Alternately, we could require the encoding to be specified explicitly if it's not binary? It wouldn't be great, but it would avoid breaking things.
@doy I wrote up a little test script that reproduces the behavior of our build script and confirmed that this change does not break it:
# coding: utf-8
require 'rubygems'
gem 'subprocess', '1.3.2'
require 'subprocess'
require 'fileutils'
require 'tmpdir'
CONTENTS = "I'm a little teåpot"
Dir.mktmpdir do |tmpdir|
indir = File.join(tmpdir, 'input')
outdir = File.join(tmpdir, 'output')
outfile = File.join(tmpdir, 'output.tgz')
FileUtils.mkdir_p(indir)
FileUtils.mkdir_p(outdir)
File.write(File.join(indir, 'myfile'), CONTENTS)
pigz = Subprocess.popen(
['pigz'],
stdout: File.open(outfile, 'w'),
stdin: Subprocess::PIPE
)
tar = Subprocess.popen(
['tar', '-c', '-C', indir, '--exclude=.git', '.'],
stdout: pigz.stdin
)
pigz.stdin.close
[pigz, tar].each do |p|
unless p.wait.success?
raise Subprocess::NonZeroExit.new(p.command, p.status)
end
end
Subprocess.check_call(
%W{tar -xz -C #{outdir} -f #{outfile}},
)
puts File.read(File.join(outdir, 'myfile'))
end
I also confirmed that this works even if you don't pipe things directly from one process to another but read them in memory in Ruby first:
# coding: utf-8
require 'rubygems'
gem 'subprocess', '1.3.2'
require 'subprocess'
require 'fileutils'
require 'tmpdir'
CONTENTS = "I'm a little teåpot"
Dir.mktmpdir do |tmpdir|
indir = File.join(tmpdir, 'input')
outdir = File.join(tmpdir, 'output')
outfile = File.join(tmpdir, 'output.tgz')
FileUtils.mkdir_p(indir)
FileUtils.mkdir_p(outdir)
File.write(File.join(indir, 'myfile'), CONTENTS)

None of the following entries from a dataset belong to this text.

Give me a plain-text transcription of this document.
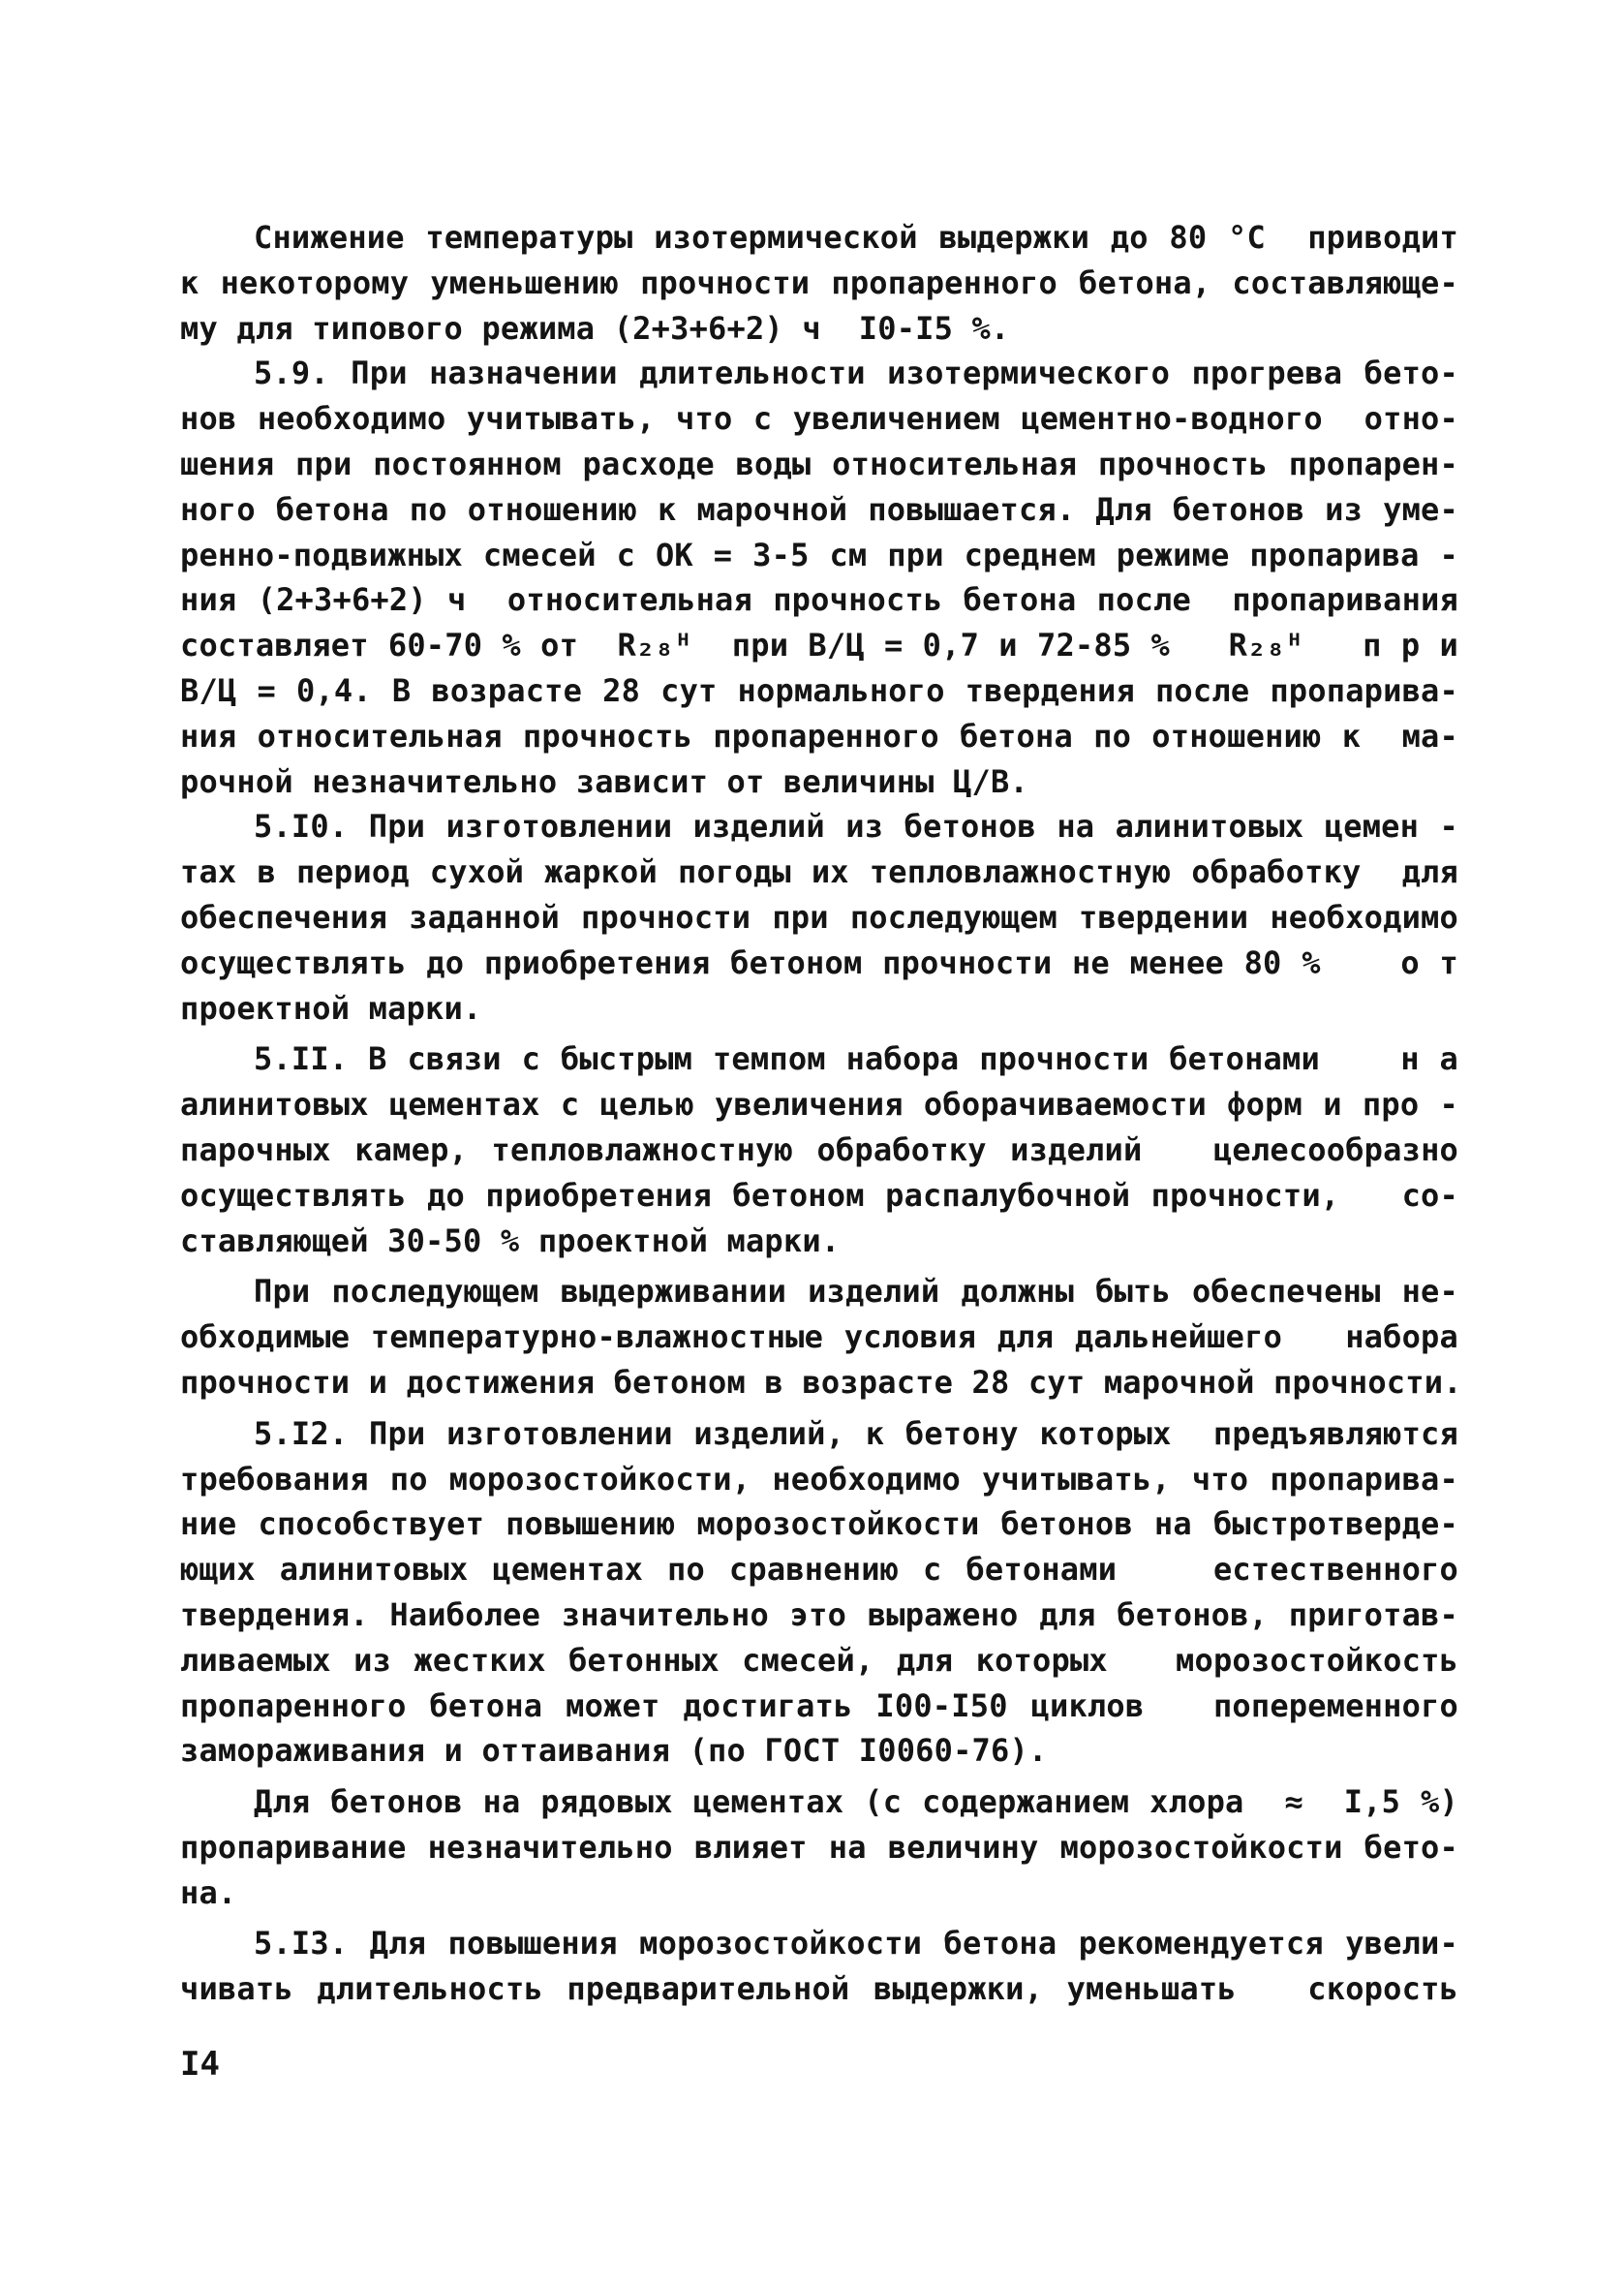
Снижение температуры изотермической выдержки до 80 °С  приводит
к некоторому уменьшению прочности пропаренного бетона, составляюще-
му для типового режима (2+3+6+2) ч  I0-I5 %.
5.9. При назначении длительности изотермического прогрева бето-
нов необходимо учитывать, что с увеличением цементно-водного  отно-
шения при постоянном расходе воды относительная прочность пропарен-
ного бетона по отношению к марочной повышается. Для бетонов из уме-
ренно-подвижных смесей с ОК = 3-5 см при среднем режиме пропарива -
ния (2+3+6+2) ч  относительная прочность бетона после  пропаривания
составляет 60-70 % от  R₂₈ᴴ  при В/Ц = 0,7 и 72-85 %   R₂₈ᴴ   п р и
В/Ц = 0,4. В возрасте 28 сут нормального твердения после пропарива-
ния относительная прочность пропаренного бетона по отношению к  ма-
рочной незначительно зависит от величины Ц/В.
5.I0. При изготовлении изделий из бетонов на алинитовых цемен -
тах в период сухой жаркой погоды их тепловлажностную обработку  для
обеспечения заданной прочности при последующем твердении необходимо
осуществлять до приобретения бетоном прочности не менее 80 %    о т
проектной марки.
5.II. В связи с быстрым темпом набора прочности бетонами    н а
алинитовых цементах с целью увеличения оборачиваемости форм и про -
парочных камер, тепловлажностную обработку изделий   целесообразно
осуществлять до приобретения бетоном распалубочной прочности,   со-
ставляющей 30-50 % проектной марки.
При последующем выдерживании изделий должны быть обеспечены не-
обходимые температурно-влажностные условия для дальнейшего   набора
прочности и достижения бетоном в возрасте 28 сут марочной прочности.
5.I2. При изготовлении изделий, к бетону которых  предъявляются
требования по морозостойкости, необходимо учитывать, что пропарива-
ние способствует повышению морозостойкости бетонов на быстротверде-
ющих алинитовых цементах по сравнению с бетонами    естественного
твердения. Наиболее значительно это выражено для бетонов, приготав-
ливаемых из жестких бетонных смесей, для которых   морозостойкость
пропаренного бетона может достигать I00-I50 циклов   попеременного
замораживания и оттаивания (по ГОСТ I0060-76).
Для бетонов на рядовых цементах (с содержанием хлора  ≈  I,5 %)
пропаривание незначительно влияет на величину морозостойкости бето-
на.
5.I3. Для повышения морозостойкости бетона рекомендуется увели-
чивать длительность предварительной выдержки, уменьшать   скорость
I4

tarred = Subprocess.check_output(
['tar', '-c', '-C', indir, '--exclude=.git', '.'],
stdout: Subprocess::PIPE
)
Subprocess.check_call(
['pigz'],
stdout: Subprocess::PIPE,
stdin: Subprocess::PIPE
) do |p|
out, = p.communicate(tarred)
File.write(outfile, out)
end
Subprocess.check_call(
%W{tar -xz -C #{outdir} -f #{outfile}},
)
puts File.read(File.join(outdir, 'myfile'))
end
Okay, that's a bit more reassuring. I still think that we should bump the version to 2.0.0 and be a bit careful about the rollout, but it's probably a reasonable thing to do.
I'll let @zenazn weigh in on the version bump. Given that I can't repro any backwards incompatibility here, I don't think it's justified.
Well, there are clearly things that will behave differently if given a utf8-encoded string of characters instead of the equivalent string of bytes - it's just that writing them to a file or writing them back into an input pipe of another subprocess aren't those things, since those will always be interpreted as bytes regardless. Depends on how strictly you care about following semantic versioning, I guess?
Subprocess always returns output strings encoded as ASCII-8BIT even if the IO uses a different encoding.
read_nonblock
really can't do anything else since it's reading raw bytes and might split up Unicode characters. Instead, we need to set the encoding of the complete string after we're done receiving it.external_encoding
isn't readable on closed IOs so we have to read that at the beginning ofcommunicate
.